Author information An R-scape web server is at eddylab.org/R-scape and source code can be downloaded from a link on that page. The authors declare that they have no competing financial interests. Correspondence and requests for materials should be addressed to E.R. (elenarivas@fas.harvard.edu).

Figures

Figure 1

Figure 1. Independent substitutions on a tree can create confounding covariations

(a) Illustrative example showing a histogram of maximum covariance score per alignment, over 100 synthetic alignments simulated under three evolutionary models: no phylogeny/no structure constraint (red); phylogeny alone (grey); or phylogeny plus structure constraint (cyan). (b) Toy alignment (top left) with two independent substitutions (marked 1,2) on the same branch, resulting in an apparent pairwise covariation annotated by R2R (top right). R-scape simulated null alignments (bottom left) retain this confounding covariation signal, and it is judged insignificant (bottom right). (c) Toy alignment with five compensatory base pair substitutions (marked 1–5) showing a covariation pattern that is destroyed in the R-scape simulated null alignments, and thus judged significant.

Figure 2

Figure 2. Covariation analysis of known or proposed RNA secondary structures

(a) 5S rRNA as an example of an known structural RNA with significant covariation support. The plot (left) shows the expected null distribution (fit: black lines; data: black circles), compared to covariances observed for pairs in (blue) or not in (red) the annotated structure. (b) Covariation support for the Rfam annotated 5S rRNA structure, versus an alternative structure proposed by R-scape to include all significantly covarying pairs.

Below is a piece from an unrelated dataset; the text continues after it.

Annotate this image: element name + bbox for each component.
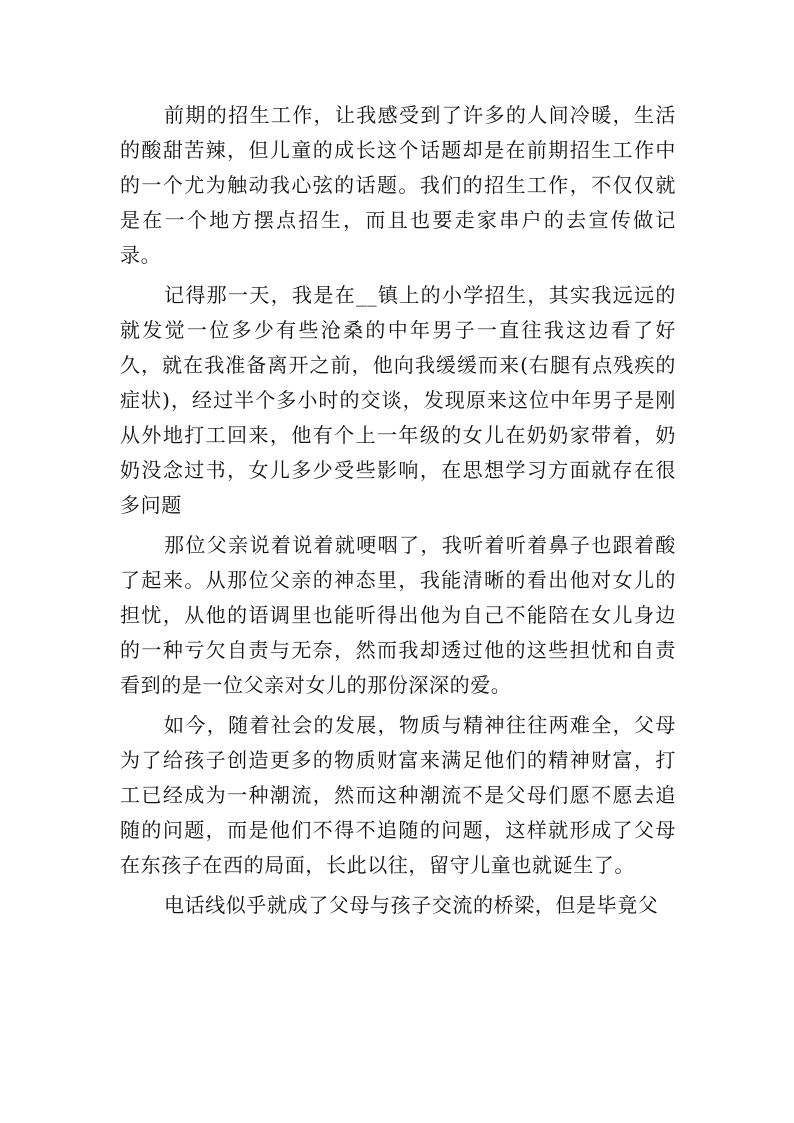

Significant pairs (at E< 0.05) are highlighted in green. Coordinates are alignment column positions. Specific nucleotides are shown when their weighted frequency in the column exceeds 50%; black dots represent more variable positions. (c) On the positive y-axis, plot shows percentage of base pairs supported by covariation at three thresholds (red, E< 10–5; orange, E < 0.05; grey, E < 10). Negative y-axis shows the number of additional significantly covarying pairs not in the proposed structure. Transfer RNA (tRNA), RNase P RNA, and the purine riboswitch (leftmost) are examples of functional structural RNAs with strong statistical support; three human DNA repeat elements (rightmost) are negative controls with no known RNA secondary structure constraint.